If you have been following the column you know that I have maintained for many months that the normal seasonal rise into summer could be in danger of failing to make its normal increase due to several fundamental factors. Since about mid-March, the June Lean Hog futures contract has fallen about six percent from its peak. Even though the dollar is losing some strength against the Euro and the Brazilian Real, due to the failure of the US Federal Reserve Bank to continue its incremental increase in interest rates, the dollar is holding essentially steady against the Chinese, Canadian and Mexican currencies. The slight decline in the value of the dollar is the only bullish sign regarding US hog prices and it is marginal at best. The bearish indicators still hang heavy over the industry and some have actually increased.
The USDA has just estimated that the US corn acres planted will be much higher than industry expectations at just short of 94 million acres (38 million hectares). It is reported that this year will be one of the largest corn acreages planted since the 1940’s when yields were a fraction of today’s productivity. As corn prices fell like a rock, we pretty much insured that pig feed costs will continue to be extremely low favoring high market weights. And guess what, just like last month’s article headline, new estimates this week suggest feed costs are now projected to be at 2007 levels. This comes from my favorite US (retired) pork market analyst who phones it in from Hawaii now while most producers probably think he is hard at work behind his former mid-western office desk. A well-deserved finish to a very productive career in service to pork producers.
These low feed costs will partially offset the natural forces which make pigs less likely to gain in the summer heat. We have been able to show from previous years that producers know how to mitigate but not completely eliminate the summer weight declines when feed costs are low and profit prospects lay out there.

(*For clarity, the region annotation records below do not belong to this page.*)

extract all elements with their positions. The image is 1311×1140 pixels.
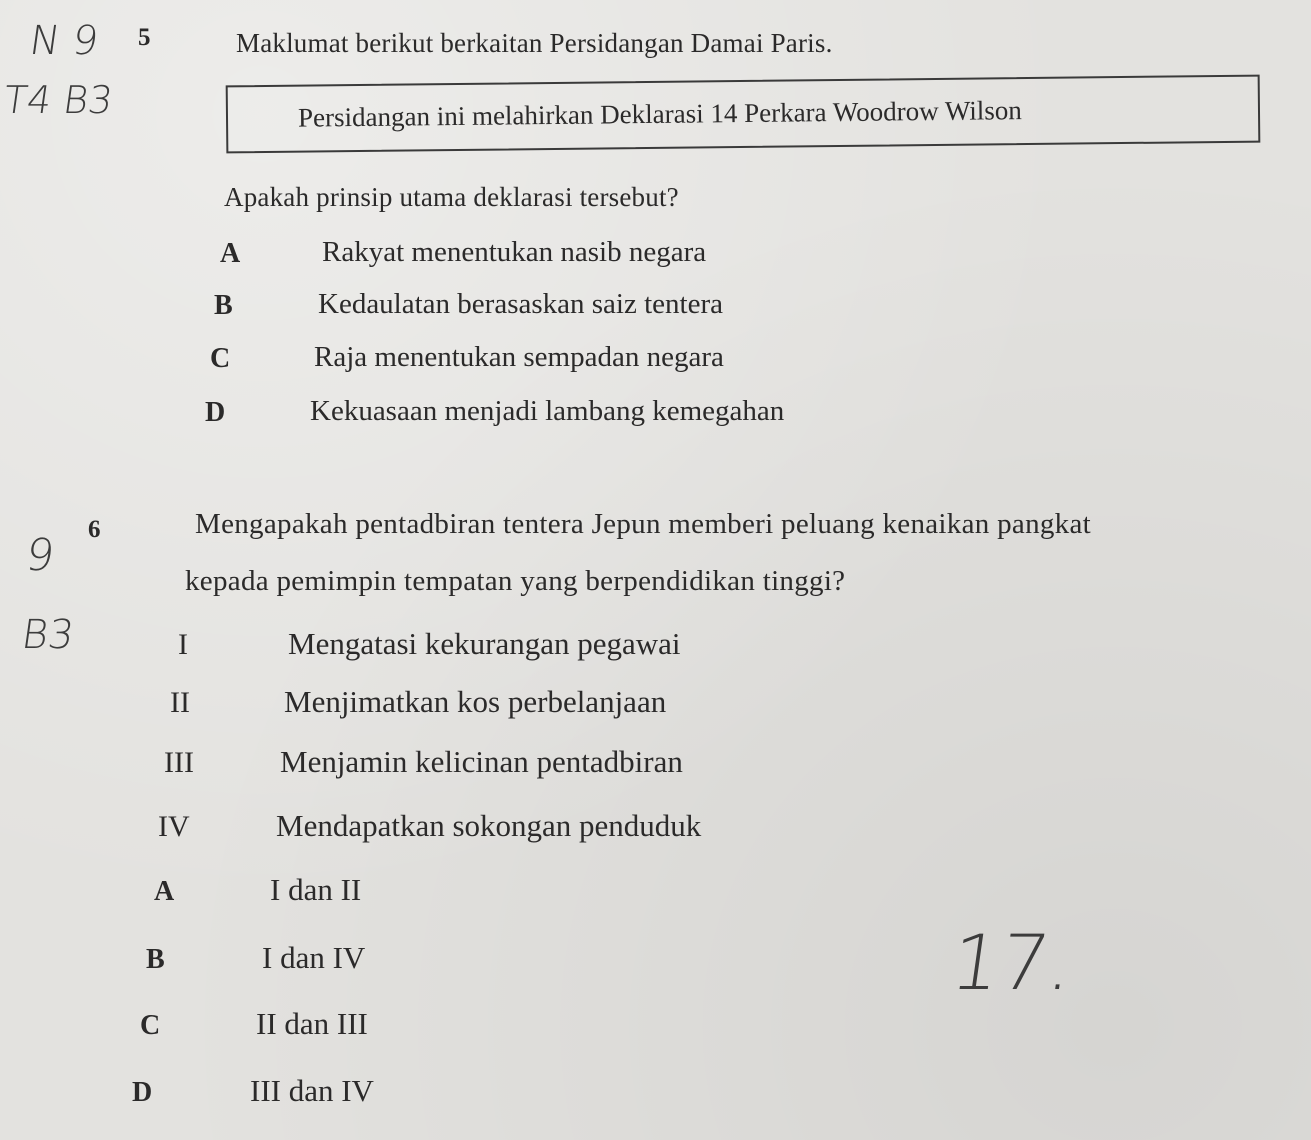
statement-text: Mendapatkan sokongan penduduk xyxy=(276,808,702,843)
question-6-stem-line-2: kepada pemimpin tempatan yang berpendidikan tinggi? xyxy=(185,565,846,597)
option-text: II dan III xyxy=(256,1006,368,1041)
option-text: Raja menentukan sempadan negara xyxy=(314,341,724,373)
option-letter: B xyxy=(146,944,165,975)
option-text: I dan IV xyxy=(262,940,366,975)
handwritten-note-top: N 9 xyxy=(26,18,102,64)
info-box xyxy=(226,75,1261,154)
statement-text: Menjamin kelicinan pentadbiran xyxy=(280,744,683,779)
option-letter: D xyxy=(205,397,226,428)
option-text: Kedaulatan berasaskan saiz tentera xyxy=(318,288,723,320)
option-letter: C xyxy=(140,1010,161,1041)
statement-text: Menjimatkan kos perbelanjaan xyxy=(284,684,667,719)
statement-numeral: II xyxy=(170,686,190,719)
question-5-prompt: Apakah prinsip utama deklarasi tersebut? xyxy=(224,182,679,212)
question-6-stem-line-1: Mengapakah pentadbiran tentera Jepun memberi peluang kenaikan pangkat xyxy=(195,508,1091,540)
handwritten-note-code: T4 B3 xyxy=(0,78,116,122)
statement-numeral: III xyxy=(164,746,194,779)
option-text: Kekuasaan menjadi lambang kemegahan xyxy=(310,395,785,427)
question-5-stem: Maklumat berikut berkaitan Persidangan Damai Paris. xyxy=(236,28,833,58)
option-text: III dan IV xyxy=(250,1073,374,1108)
option-text: I dan II xyxy=(270,872,362,907)
handwritten-note-mid-code: B3 xyxy=(18,612,77,658)
info-box-text: Persidangan ini melahirkan Deklarasi 14 Perkara Woodrow Wilson xyxy=(297,95,1022,133)
question-6-number: 6 xyxy=(88,516,101,543)
statement-numeral: I xyxy=(178,628,188,661)
option-letter: A xyxy=(220,238,241,269)
option-text: Rakyat menentukan nasib negara xyxy=(322,236,707,268)
option-letter: A xyxy=(154,876,175,907)
option-letter: C xyxy=(210,343,231,374)
statement-numeral: IV xyxy=(158,810,190,843)
handwritten-page-number: 17. xyxy=(945,918,1080,1007)
option-letter: B xyxy=(214,290,233,321)
question-5-number: 5 xyxy=(138,24,151,51)
statement-text: Mengatasi kekurangan pegawai xyxy=(288,626,681,661)
option-letter: D xyxy=(132,1077,153,1108)
handwritten-note-mid: 9 xyxy=(22,530,58,581)
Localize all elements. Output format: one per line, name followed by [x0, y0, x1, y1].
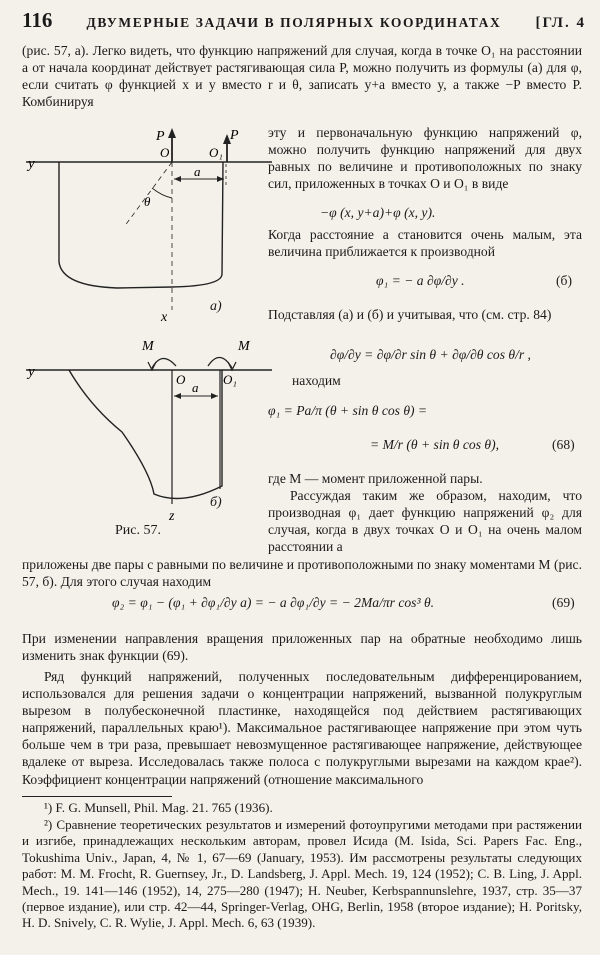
- equation-68-line-2: = M/r (θ + sin θ cos θ),: [370, 437, 499, 452]
- equation-69: φ₂ = φ₁ − (φ₁ + ∂φ₁/∂y a) = − a ∂φ₁/∂y = − 2Ma/πr cos³ θ.: [112, 595, 435, 610]
- figure-57a: [22, 124, 272, 324]
- equation-phi-sum: −φ (x, y+a)+φ (x, y).: [320, 205, 436, 220]
- equation-69-number: (69): [552, 595, 575, 610]
- distance-a-label: a: [194, 164, 201, 179]
- paragraph-stress-functions: Ряд функций напряжений, полученных последовательным дифференцированием, использовался для решения задачи о концентрации напряжений, вызванной полукруглым вырезом в полубесконечной пластинке, находящейся под действием растягивающих напряжений, параллельных краю¹). Максимальное растягивающее напряжение при этом чуть больше чем в три раза, превышает невозмущенное растягивающее напряжение, действующее вдалеке от выреза. Исследовалась также полоса с полукруглыми вырезами на каждом крае²). Коэффициент концентрации напряжений (отношение максимального: [22, 669, 582, 787]
- x-axis-label: x: [161, 310, 168, 324]
- figure-57a-label: а): [210, 299, 222, 314]
- figure-57b-label: б): [210, 495, 222, 510]
- side-paragraph-4: где M — момент приложенной пары.: [268, 471, 483, 486]
- moment-arrowhead-2: [228, 362, 236, 370]
- body-outline: [69, 370, 222, 499]
- z-axis-label: z: [169, 509, 175, 524]
- equation-derivative: ∂φ/∂y = ∂φ/∂r sin θ + ∂φ/∂θ cos θ/r ,: [330, 347, 531, 362]
- side-paragraph-5: Рассуждая таким же образом, находим, что производная φ₁ дает функцию напряжений φ₂ для случая, когда в двух точках O и O₁ на очень малом расстоянии a: [268, 488, 582, 555]
- theta-label: θ: [144, 194, 151, 209]
- force-label-1: P: [156, 129, 165, 144]
- equation-b: φ₁ = − a ∂φ/∂y .: [376, 273, 465, 288]
- page-header: [22, 8, 586, 36]
- footnote-divider: [22, 796, 172, 797]
- o1-label: O₁: [209, 145, 223, 160]
- moment-label-2: M: [238, 339, 250, 354]
- equation-b-number: (б): [556, 273, 572, 288]
- y-axis-label: y: [28, 364, 35, 380]
- chapter-marker: [ГЛ. 4: [535, 15, 586, 31]
- force-label-2: P: [230, 128, 239, 143]
- footnote-2: ²) Сравнение теоретических результатов и измерений фотоупругими методами при растяжении и изгибе, принадлежащих нескольким авторам, провел Исида (M. Isida, Sci. Papers Fac. Eng., Tokushima Univ., Japan, 4, № 1, 67—69 (January, 1953). Им рассмотрены результаты следующих работ: M. M. Frocht, R. Guernsey, Jr., D. Landsberg, J. Appl. Mech. 19, 124 (1952); C. B. Ling, J. Appl. Mech., 19. 141—146 (1952), 14, 275—280 (1947); H. Neuber, Kerbspannunslehre, 1937, стр. 35—37 (первое издание), или стр. 42—44, Springer-Verlag, OHG, Berlin, 1958 (второе издание); H. Poritsky, H. D. Snively, C. R. Wylie, J. Appl. Mech. 6, 63 (1939).: [22, 817, 582, 931]
- force-arrowhead-1: [168, 128, 176, 138]
- equation-68-line-1: φ₁ = Pa/π (θ + sin θ cos θ) =: [268, 403, 428, 418]
- intro-paragraph: (рис. 57, a). Легко видеть, что функцию напряжений для случая, когда в точке O₁ на расстоянии a от начала координат действует растягивающая сила P, можно получить из формулы (а) для φ, если считать φ функцией x и y вместо r и θ, записать y+a вместо y, а также −P вместо P. Комбинируя: [22, 43, 582, 110]
- o1-label: O₁: [223, 372, 237, 387]
- figure-57b: [22, 334, 272, 524]
- moment-arrowhead-1: [148, 362, 156, 370]
- side-paragraph-1: эту и первоначальную функцию напряжений φ, можно получить функцию напряжений для двух равных по величине и противоположных по знаку сил, приложенных в точках O и O₁ в виде: [268, 125, 582, 192]
- page-number: 116: [22, 8, 53, 32]
- dimension-arrowhead-right: [211, 393, 218, 399]
- y-axis-label: y: [28, 156, 35, 172]
- dimension-arrowhead-left: [174, 393, 181, 399]
- full-paragraph-1: приложены две пары с равными по величине и противоположными по знаку моментами M (рис. 57, б). Для этого случая находим: [22, 557, 582, 590]
- theta-arc: [152, 188, 172, 198]
- dimension-arrowhead-left: [174, 176, 181, 182]
- origin-label: O: [160, 145, 170, 160]
- body-outline: [59, 162, 223, 288]
- running-title: ДВУМЕРНЫЕ ЗАДАЧИ В ПОЛЯРНЫХ КООРДИНАТАХ: [86, 15, 502, 30]
- distance-a-label: a: [192, 380, 199, 395]
- paragraph-sign-change: При изменении направления вращения приложенных пар на обратные необходимо лишь изменить знак функции (69).: [22, 631, 582, 664]
- side-paragraph-3: Подставляя (а) и (б) и учитывая, что (см. стр. 84): [268, 307, 552, 322]
- origin-label: O: [176, 372, 186, 387]
- findings-word: находим: [292, 373, 341, 388]
- footnote-1: ¹) F. G. Munsell, Phil. Mag. 21. 765 (1936).: [44, 800, 273, 815]
- figure-caption: Рис. 57.: [115, 523, 161, 538]
- moment-label-1: M: [142, 339, 154, 354]
- equation-68-number: (68): [552, 437, 575, 452]
- side-paragraph-2: Когда расстояние a становится очень малым, эта величина приближается к производной: [268, 227, 582, 260]
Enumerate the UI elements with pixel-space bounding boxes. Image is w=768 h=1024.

Other issues include continued sluggishness in net exports partially fueled by the final stake in the heart of MCOOL, leading to increases in imports of both Canadian pork and hogs. Another factor is competitive meats for the dinner table. Beef in US supermarkets is finally coming down in price after several years of dramatically high prices related to the industry’s historically gutted inventory, a function of natural disasters (sequential drought and devastating snow storms). Just as the BBQ season begins we are likely to see some beef steaks and roasts edging out pork steaks, chops and ribs on the grill unless pork prices drop even farther.
Since last time, we have had the announcement of yet another major new packing plant planned for north central Iowa (Mason City) and you now need a scorecard to keep track of all the increased slaughter capacity staging in over the next couple of years in the US. Much of the capacity of these plants is already contracted or filled by the large producer investors. In the case of this latest plant, about half is expected to be offered to independent producers. This means they will pull their current production from other independent slaughter plants once they have their own capacity available. So while some of the switch will be neutral for supply, there will still be a large amount of shackles to fill by those willing to construct new hog units and crank it out. We are seeing some of that happen now and it will tend to arrive ahead of the plant capacity to handle it so oversupply is certainly a temporary reality that lingers on the horizon. If net exports don’t turn around soon, there will a lot of red ink as well as blood on the packing house floors and a cull of capacity will inevitably take place.
Recently I was asked to give my thoughts on the most important risks producers face over the next couple of decades and I will share more of it with you next time, but the current situation in the US packing sector allows me to highlight one element of that set of risks.
Almost any country with a modern, developed pork production industry will fill domestic demand pretty handily and require increasing net exports to offer opportunity for future growth. Since this is the case, producers must come into alignment with packer/processor chains which are highly focused on and successful at developing export sales. While there will always be the domestic demand to fill, the future for growth is for most developed countries, in the export markets.
Export markets which have been dependable in the past evolve as competition, core competency, political turmoil and profit opportunities emerge and change worldwide. Producers aligning with packer/processor chains who know how to move in these changing seas will be one important way that future profit risks can be managed. I do not know the catalyst which will cause this to begin to change but small, fragmented packing sectors most often do not offer the same future opportunities for producers large or small. The principle reason is that information transparency between final buyers and the producers is critical for guiding future investment and it is almost completely blunted in small, and fragmented packer structures. Big is not always better but the free flow of information is the critical requirement for long term, low variance, higher than average profitability. “Hide the ball” played across ownership boundaries between producers and packers limits the future for both sectors. If you think I am talking about your situation, I probably am.